The chant echoed across the De Havilland aircraft manufacturer in Downsview on Monday, where dozens of workers gathered to protest the planned relocation of one of the company’s staple programs.

Since late July, workers at the decades-old plant have been on strike following a decision from their relatively new employer, Longview Aviation Capital, to move production of their signature Dash 8 aircraft elsewhere in Canada.

Longview, majority owned by Thomson family heir Sherry Brydson, owns De Havilland, the aerospace manufacturer that bought the Dash 8 program from Bombardier in 2018. Canada’s wealthiest family, the Thomsons, created Longview in 2016 to build a portfolio of long-term investments in the Canadian aerospace industry.

Longview’s move to leave its Downsview premises, and possibly Ontario altogether, comes as its lease is set to expire this year, capping 27 years of aircraft production at the facility. De Havilland announced months ago that it would halt production at Downsview, and neither the aerospace company nor the land owner has expressed interest in renewing the lease.

The company’s departure from Downsview will impact about 1,000 workers who manufacture aircraft for De Havilland, said Unifor national president Jerry Dias. The union suspects De Havilland wants to move production to its facilities in Alberta, though in a statement to the Star the company declined to say where it plans to move next.

“Downsview workers are responsible for the Dash 8 program’s success and have proudly built this iconic, made-in-Ontario aircraft for generations,” said Dias at Monday’s rally.

“This rally is about protecting aerospace jobs and keeping them where they belong, in Ontario.”

The future for the Downsview plant, located on a sprawling hunk of industrial land adjacent to North York’s Downsview Park, was cast into uncertainty in 2018 when transportation manufacturer Bombardier sold the space to the Public Sector Pension Investment Board for $635 million (U.S.). Bombardier later sold its Dash 8 manufacturing business to De Havilland and Longview for $300 million in 2019.

The highly valuable land, surrounded by three subway stops and a cluster of retailers to the south, has developers salivating at the prospect of residential and mixed-use projects being built in the area.
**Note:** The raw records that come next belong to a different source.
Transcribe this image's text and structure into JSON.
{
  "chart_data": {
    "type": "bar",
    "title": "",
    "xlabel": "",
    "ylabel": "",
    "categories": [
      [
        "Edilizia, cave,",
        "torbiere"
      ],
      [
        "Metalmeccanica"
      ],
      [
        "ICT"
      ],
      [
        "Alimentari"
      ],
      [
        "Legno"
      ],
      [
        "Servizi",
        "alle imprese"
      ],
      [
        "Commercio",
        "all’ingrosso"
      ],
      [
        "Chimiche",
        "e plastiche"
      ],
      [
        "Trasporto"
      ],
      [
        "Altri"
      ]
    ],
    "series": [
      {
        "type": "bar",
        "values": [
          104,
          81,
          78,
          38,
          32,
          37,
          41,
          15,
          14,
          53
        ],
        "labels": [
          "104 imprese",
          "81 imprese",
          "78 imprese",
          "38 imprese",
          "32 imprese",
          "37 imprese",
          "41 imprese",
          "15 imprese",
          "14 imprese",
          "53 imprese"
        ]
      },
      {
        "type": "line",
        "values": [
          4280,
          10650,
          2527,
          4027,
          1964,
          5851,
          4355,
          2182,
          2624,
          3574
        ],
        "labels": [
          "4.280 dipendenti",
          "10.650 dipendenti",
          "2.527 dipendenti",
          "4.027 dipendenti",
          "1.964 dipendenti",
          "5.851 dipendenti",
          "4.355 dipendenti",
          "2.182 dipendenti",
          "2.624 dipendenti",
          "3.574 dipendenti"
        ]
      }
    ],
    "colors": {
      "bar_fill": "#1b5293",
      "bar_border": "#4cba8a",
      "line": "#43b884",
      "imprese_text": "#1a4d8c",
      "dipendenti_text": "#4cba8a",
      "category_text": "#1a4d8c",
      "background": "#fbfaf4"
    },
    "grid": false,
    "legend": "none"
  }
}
“If you took that land and zoned it as a residential space tomorrow, condos would be built in a year and the owners would get an amazingly quick return,” said Laura Taylor, a professor at York’s faculty of environmental studies.
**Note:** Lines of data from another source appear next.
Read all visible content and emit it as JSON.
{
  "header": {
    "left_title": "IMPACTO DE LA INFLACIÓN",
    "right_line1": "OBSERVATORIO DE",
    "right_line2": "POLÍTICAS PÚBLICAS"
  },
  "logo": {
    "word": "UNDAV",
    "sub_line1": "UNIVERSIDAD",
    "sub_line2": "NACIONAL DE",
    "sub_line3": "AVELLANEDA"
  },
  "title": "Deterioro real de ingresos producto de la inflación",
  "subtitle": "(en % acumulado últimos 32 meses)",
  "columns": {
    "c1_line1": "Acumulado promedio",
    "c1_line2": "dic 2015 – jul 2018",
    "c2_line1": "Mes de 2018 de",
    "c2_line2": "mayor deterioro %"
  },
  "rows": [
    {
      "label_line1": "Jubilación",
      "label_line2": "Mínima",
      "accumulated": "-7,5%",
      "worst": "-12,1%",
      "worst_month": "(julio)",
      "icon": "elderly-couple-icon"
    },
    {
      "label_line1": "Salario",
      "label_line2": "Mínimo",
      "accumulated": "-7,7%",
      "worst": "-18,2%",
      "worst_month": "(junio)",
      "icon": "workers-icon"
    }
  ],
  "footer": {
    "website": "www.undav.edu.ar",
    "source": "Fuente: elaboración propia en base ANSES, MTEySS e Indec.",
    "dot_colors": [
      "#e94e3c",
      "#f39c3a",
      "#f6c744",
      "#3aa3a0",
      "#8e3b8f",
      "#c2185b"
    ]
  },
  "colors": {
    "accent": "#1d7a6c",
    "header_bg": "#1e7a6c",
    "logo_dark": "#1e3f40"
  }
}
Already, the Public Sector Pension has established Northcrest Developments to figure out how to use the approximately 200-hectare site. Late in June, the company announced it was partnering with a California-based entertainment company to build a new production studio on part of the land.

Aerospace workers at Downsview have called on the company to keep the manufacturer within the Greater Toronto Area after it leaves. But De Havilland and Longview have resisted those calls, leading negotiations between the union and the company to hit a roadblock in July.

“There’s no question that they want to move to Alberta. They have a facility there, they have capacity there, they’re reluctant at the bargaining table to commit to staying in Ontario,” said Dias. “To the workers who’ve been here for 20, 30 years, they’re basically saying, ‘Go screw yourselves.’ ”

In a statement to the Star, a spokesperson for De Havilland said the company “cannot and will not rush to a decision on future production location, nor negotiate a site plan in public.”

The company declined to comment on Monday’s rally.

Dias said he reached out to Brydson, granddaughter of the late newspaper magnate Roy Thomson and cousin of David Thomson, to negotiate the relocation of the aerospace plant but that she refused to meet.

“Clearly she has zero loyalty to the thousand families that she’s about to take away their economic livelihood. She should be ashamed of herself,” said Dias on Monday.

Longview did not respond to the Star’s request for comment from Brydson.